Gerald of the Closed Cafeteria has photos and links here.
Finally, Matthew at the Shrine of the Holy Whapping has some interesting thoughts.
That sound you heard was the author of Inter Sollicitudines rolling over in his grave. Or, on the absolutely opposite end of the spectrum, Marty Haugen’s head exploding.
Actually, I’m very pleased by this development, and it really shows the depth of our Pontiff’s love of sacred art and also the depth of his connoisseurship. I’ve always loved Mozart’s Coronation Mass, even if my own liturgical music tastes tend towards the Renaissance and the early Baroque (Palestrina, Victoria, Gabrieli, Biber), just before the phenomenon of the orchestral mass, Godzilla-like, really got out of control. It is good to be reminded that the stretch between Palestrina and the reforms of the 1910s was not one vast wasteland. (For the record, while well-intentioned, Inter Sollicitudines also caused a good many problems–the Cardinal of Prague, for instance, used it as an excuse to disband church orchestras and failed to foster scholas in their place). We often forget that much polyphony performed a capella today was at times accompanied by some low-level instrumentation (shawms, sackbutts, and in Spain, occasionally the double harp and, quelle scandal, the guitar*), with perhaps the notable exception of Rome, where the papal choir sung unaccompanied throughout all of the Renaissance.
Just a word here: Some of us raised on a steady diet of "new" music from the ancient days of Carey Landry, through the St. Louis Jesuits up to whatever ego-centric, tenor-driven tunes are dished up to us next by OCP tend to think of pre-1965 Catholic liturgical music as a big pot consisting mostly of chant, some classically-composed orchestral Masses and maybe some syrupy Marian hymns which were all viewed as equally appropriate at any and all times. Not so.

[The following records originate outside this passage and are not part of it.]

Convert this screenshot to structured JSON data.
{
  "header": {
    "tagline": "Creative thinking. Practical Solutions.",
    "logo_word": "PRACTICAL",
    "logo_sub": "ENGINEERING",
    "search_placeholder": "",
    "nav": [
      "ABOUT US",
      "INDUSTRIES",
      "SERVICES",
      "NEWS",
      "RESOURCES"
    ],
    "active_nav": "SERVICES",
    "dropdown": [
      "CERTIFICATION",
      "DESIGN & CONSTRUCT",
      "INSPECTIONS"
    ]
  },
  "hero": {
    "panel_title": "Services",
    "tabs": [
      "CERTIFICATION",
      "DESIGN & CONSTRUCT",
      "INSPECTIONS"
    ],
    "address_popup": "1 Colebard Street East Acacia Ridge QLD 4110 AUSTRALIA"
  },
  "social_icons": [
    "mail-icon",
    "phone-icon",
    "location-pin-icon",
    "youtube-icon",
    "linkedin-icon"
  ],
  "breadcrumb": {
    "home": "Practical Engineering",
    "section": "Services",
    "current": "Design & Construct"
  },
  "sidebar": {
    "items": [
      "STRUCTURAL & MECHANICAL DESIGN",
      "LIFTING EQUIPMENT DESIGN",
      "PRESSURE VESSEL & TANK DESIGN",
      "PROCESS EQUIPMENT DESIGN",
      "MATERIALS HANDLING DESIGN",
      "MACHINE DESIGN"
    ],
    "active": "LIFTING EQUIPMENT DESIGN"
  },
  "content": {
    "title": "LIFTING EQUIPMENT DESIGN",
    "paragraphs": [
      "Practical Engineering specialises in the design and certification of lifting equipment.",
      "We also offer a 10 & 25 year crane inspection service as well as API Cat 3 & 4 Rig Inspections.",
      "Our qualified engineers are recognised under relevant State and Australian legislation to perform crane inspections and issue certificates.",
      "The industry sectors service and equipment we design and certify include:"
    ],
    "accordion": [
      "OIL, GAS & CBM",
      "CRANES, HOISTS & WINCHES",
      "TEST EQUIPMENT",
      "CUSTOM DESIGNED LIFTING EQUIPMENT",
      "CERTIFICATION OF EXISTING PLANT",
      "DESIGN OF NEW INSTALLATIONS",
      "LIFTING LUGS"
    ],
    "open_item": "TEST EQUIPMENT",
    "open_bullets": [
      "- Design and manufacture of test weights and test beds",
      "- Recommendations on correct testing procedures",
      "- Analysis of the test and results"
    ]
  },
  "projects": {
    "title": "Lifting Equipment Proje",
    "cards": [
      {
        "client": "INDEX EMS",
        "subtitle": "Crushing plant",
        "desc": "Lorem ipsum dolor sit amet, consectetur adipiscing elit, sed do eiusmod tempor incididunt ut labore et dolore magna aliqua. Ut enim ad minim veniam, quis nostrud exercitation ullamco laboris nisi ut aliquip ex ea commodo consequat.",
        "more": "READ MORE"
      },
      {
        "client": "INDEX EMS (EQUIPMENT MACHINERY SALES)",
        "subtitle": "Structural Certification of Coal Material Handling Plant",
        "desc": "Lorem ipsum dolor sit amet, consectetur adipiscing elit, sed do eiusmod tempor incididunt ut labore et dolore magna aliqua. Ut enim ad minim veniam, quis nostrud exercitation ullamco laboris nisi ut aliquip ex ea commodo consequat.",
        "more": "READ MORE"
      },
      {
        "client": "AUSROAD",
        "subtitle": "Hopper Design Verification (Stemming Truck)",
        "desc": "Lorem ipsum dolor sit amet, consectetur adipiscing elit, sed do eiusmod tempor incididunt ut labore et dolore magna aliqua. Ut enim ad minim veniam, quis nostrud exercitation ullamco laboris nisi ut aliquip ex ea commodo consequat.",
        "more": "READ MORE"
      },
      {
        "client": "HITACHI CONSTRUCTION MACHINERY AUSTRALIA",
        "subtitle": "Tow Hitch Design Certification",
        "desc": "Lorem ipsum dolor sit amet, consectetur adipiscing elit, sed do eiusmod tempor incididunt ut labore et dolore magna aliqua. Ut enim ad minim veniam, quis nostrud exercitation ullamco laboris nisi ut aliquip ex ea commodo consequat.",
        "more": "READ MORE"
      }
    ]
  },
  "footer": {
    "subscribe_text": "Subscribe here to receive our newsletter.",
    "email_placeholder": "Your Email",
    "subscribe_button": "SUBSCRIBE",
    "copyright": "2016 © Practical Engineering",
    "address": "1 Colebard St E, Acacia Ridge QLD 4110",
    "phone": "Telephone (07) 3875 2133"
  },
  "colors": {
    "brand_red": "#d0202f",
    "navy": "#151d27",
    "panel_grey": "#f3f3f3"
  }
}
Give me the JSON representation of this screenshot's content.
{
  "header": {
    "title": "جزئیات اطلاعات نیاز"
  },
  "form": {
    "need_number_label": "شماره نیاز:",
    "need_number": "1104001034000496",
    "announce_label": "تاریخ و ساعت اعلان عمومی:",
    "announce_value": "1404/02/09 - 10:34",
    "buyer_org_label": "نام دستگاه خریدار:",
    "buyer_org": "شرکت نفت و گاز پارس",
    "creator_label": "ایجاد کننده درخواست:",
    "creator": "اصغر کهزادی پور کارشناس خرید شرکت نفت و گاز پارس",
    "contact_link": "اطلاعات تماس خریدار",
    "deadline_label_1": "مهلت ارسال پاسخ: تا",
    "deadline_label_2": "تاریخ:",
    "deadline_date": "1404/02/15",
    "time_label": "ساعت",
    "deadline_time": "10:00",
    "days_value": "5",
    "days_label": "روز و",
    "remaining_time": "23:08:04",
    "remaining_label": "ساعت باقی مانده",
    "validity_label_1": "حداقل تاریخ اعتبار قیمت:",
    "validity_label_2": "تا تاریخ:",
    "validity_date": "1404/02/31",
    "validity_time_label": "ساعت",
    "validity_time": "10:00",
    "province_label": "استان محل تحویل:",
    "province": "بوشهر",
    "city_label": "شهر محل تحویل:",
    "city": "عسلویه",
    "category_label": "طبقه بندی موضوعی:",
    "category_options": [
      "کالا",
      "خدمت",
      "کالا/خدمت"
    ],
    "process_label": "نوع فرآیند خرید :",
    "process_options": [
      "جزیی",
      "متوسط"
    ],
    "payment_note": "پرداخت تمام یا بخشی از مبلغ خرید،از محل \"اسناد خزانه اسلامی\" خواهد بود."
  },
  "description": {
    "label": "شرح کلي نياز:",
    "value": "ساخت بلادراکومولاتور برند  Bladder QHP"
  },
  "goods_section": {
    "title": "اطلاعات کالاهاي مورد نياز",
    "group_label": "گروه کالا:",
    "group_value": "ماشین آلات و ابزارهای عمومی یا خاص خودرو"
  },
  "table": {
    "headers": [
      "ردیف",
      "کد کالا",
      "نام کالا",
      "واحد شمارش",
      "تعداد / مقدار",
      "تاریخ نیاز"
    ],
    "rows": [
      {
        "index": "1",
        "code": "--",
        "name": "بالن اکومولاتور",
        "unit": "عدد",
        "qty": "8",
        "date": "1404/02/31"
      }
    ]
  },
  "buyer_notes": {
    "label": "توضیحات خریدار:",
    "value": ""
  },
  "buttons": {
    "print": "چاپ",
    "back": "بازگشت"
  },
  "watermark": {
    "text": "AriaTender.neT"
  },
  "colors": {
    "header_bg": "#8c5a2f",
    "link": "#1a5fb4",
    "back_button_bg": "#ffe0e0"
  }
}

The history of liturgical music in the West is rather complex and has always been marked by the tension between prayer/worship and performance. There have been several times throughout history in which bishops and Popes have felt the need to step in and say "Whoa" to certain musical trends and developments. The document Andrew cites, written by Pope Pius X in 1903:
5. The Church has always recognized and favored the progress of the arts, admitting to the service of religion everything good and beautiful discovered by genius in the course of ages—always, however, with due regard to the liturgical laws. Consequently modern music is also admitted to the Church, since it, too, furnishes compositions of such excellence, sobriety and gravity, that they are in no way unworthy of the liturgical functions.
Still, since modern music has risen mainly to serve profane uses, greater care must be taken with regard to it, in order that the musical compositions of modern style which are admitted in the Church may contain nothing profane, be free from reminiscences of motifs adopted in the theaters, and be not fashioned even in their external forms after the manner of profane pieces.
6. Among the different kinds of modern music, that which appears less suitable for accompanying the functions of public worship is the theatrical style, which was in the greatest vogue, especially in Italy, during the last century. This of its very nature is diametrically opposed to Gregorian Chant and classic polyphony, and therefore to the most important law of all good sacred music. Besides the intrinsic structure, the rhythm and what is known as the conventionalism of this style adapt themselves but badly to the requirements of true liturgical music.